Después de décadas de prueba y error, las funciones y responsabilidades del Estado están ya relativamente claras. Corresponde al sector público, por ejemplo, garantizar que la población tenga acceso a agua, salud, educación, seguridad, justicia y otros servicios que, por su naturaleza, requieren de algún nivel de involucramiento estatal para llegar a todos los ciudadanos en condiciones adecuadas. Por otro lado, las experiencias nacionales y extranjeras con un Estado empresario –emprendedor en aerolíneas, mineras, finanzas u otros– suelen tener resultados fallidos. Eso es lo que demuestra la historia económica.

Un ejemplo, tan dramático como ilustrativo, de que esta lección no ha sido asumida del todo en el país es el caso de Talara. Como reveló este Diario, más de 300 enfermos por COVID-19 han muerto en la provincia de Piura.

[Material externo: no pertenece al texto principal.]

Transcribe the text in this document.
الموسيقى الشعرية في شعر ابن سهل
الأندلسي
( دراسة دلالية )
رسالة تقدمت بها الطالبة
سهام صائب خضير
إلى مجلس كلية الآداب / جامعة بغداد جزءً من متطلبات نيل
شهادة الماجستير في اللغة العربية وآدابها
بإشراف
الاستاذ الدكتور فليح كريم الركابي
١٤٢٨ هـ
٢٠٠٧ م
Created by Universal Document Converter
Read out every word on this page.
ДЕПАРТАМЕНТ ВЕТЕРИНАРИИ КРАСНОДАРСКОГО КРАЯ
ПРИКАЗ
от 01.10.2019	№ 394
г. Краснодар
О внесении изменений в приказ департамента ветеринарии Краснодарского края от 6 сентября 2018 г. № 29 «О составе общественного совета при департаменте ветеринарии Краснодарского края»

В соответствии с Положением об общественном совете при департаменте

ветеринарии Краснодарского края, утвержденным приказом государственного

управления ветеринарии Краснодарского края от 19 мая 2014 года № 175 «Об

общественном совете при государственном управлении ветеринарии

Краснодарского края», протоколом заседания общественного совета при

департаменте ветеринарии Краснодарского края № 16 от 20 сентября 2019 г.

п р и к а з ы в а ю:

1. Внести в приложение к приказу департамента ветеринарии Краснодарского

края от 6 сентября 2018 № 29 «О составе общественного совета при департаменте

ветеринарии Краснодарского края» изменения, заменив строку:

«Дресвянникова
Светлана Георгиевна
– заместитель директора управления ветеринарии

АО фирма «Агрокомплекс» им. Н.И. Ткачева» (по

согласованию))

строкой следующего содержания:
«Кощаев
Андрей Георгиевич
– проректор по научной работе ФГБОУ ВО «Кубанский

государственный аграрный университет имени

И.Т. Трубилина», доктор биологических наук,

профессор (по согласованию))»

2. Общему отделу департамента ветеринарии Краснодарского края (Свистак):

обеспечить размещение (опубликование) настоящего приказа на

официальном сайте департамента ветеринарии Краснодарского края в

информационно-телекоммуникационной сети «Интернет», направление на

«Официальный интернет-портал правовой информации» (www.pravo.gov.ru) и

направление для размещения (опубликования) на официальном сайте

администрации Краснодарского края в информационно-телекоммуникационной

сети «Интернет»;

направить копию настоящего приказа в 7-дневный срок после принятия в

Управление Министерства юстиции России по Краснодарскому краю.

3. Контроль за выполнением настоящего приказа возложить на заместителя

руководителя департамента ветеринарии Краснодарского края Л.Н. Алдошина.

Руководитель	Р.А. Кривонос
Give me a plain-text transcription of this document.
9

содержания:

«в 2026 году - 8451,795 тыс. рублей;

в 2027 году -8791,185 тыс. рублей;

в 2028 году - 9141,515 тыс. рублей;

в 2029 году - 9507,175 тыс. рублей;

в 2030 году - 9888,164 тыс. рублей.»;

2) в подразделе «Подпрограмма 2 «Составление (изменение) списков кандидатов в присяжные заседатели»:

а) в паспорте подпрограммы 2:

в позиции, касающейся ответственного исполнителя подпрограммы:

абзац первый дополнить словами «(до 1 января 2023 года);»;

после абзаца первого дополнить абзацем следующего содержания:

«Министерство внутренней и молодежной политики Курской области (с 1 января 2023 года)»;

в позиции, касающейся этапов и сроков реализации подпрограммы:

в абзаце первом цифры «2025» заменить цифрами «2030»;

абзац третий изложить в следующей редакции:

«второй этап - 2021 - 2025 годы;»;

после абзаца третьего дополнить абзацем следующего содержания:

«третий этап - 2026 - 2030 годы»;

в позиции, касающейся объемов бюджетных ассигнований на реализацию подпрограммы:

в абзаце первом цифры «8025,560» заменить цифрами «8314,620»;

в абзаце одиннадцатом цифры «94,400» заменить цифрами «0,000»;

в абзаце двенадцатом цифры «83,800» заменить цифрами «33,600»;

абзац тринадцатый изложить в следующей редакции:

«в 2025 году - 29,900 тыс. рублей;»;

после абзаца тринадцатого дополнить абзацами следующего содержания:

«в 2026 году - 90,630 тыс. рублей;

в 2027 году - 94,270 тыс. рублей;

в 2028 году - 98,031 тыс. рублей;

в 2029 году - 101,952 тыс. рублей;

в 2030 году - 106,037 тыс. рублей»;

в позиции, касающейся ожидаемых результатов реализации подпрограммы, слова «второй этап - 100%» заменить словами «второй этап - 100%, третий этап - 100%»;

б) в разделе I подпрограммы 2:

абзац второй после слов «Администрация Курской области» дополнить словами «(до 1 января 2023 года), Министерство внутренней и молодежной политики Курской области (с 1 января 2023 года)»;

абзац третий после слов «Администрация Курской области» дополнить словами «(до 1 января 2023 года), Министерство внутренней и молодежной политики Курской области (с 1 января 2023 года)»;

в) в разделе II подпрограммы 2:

Sin embargo, solo hay un hospital para enfrentar la pandemia, y este no cuenta con camas UCI. De acuerdo con el doctor Wilder Alayo, jefe del equipo médico del Hospital Essalud II Talara, el nosocomio únicamente dispone de “dos ventiladores mecánicos y una ambulancia obsoleta”. Talara es emblemática porque, más allá de las dramáticas estadísticas de salud que comparte con otras provincias, es la zona en la que se desarrolla el proyecto empresarial estatal más ambicioso de la historia del país: la refinería de Petro-Perú.

Con casi US$5.000 millones de inversión total, el proyecto siempre fue motivo de controversia desde quienes, como este Diario, fuimos escépticos de la necesidad de invertir tantos recursos públicos en una aventura sin mayor norte social, económico o financiero. Como se ha confirmado ya por parte del propio expresidente de Petro-Perú Carlos Paredes Lanatta, el proyecto supondrá una pérdida cercana a US$1.650 millones y, por lo tanto, “nunca se debió haber hecho”.

Si bien la comparación no es exacta debido a que la refinería es una inversión empresarial productiva que generará algún nivel de ingresos propios, no está de más preguntarse –sobre todo en circunstancias como las actuales– qué se podría haber hecho con ese presupuesto. En el campo de la salud, lo destinado al elefante blanco de Talara podría bien haber servido para construir más de 150 hospitales, o varios miles de camas UCI. De hecho, solo la refinería es ocho veces el presupuesto total invertido el año pasado por todas las instancias de gobierno en el sector Salud. Es, además, interesante preguntarse cuál hubiese sido la reacción general si las brechas de infraestructura en salud fueran tan profundas en una provincia en la que se desarrolla desde hace varios años un proyecto de inversión privada de ese tamaño.

Esto es no es un ejercicio retórico ni ideológico. Las muertes son reales. Las carencias que las permitieron, también. Talara es, de cierto modo, la esencia destilada de un Estado que perdió la perspectiva de lo que le tocaba hacer con el dinero que le confiaron sus contribuyentes. El problema principal, de un tiempo a esta parte, no ha sido ya la falta de ingresos fiscales. Con la pandemia encima y miles de infectados que necesitan atención médica básica urgente, la corrupción, el dispendio y la gestión mediocre de décadas hacen notar sus huellas ahora más que antes. De cierto modo, Talara es hoy el espejo del Perú.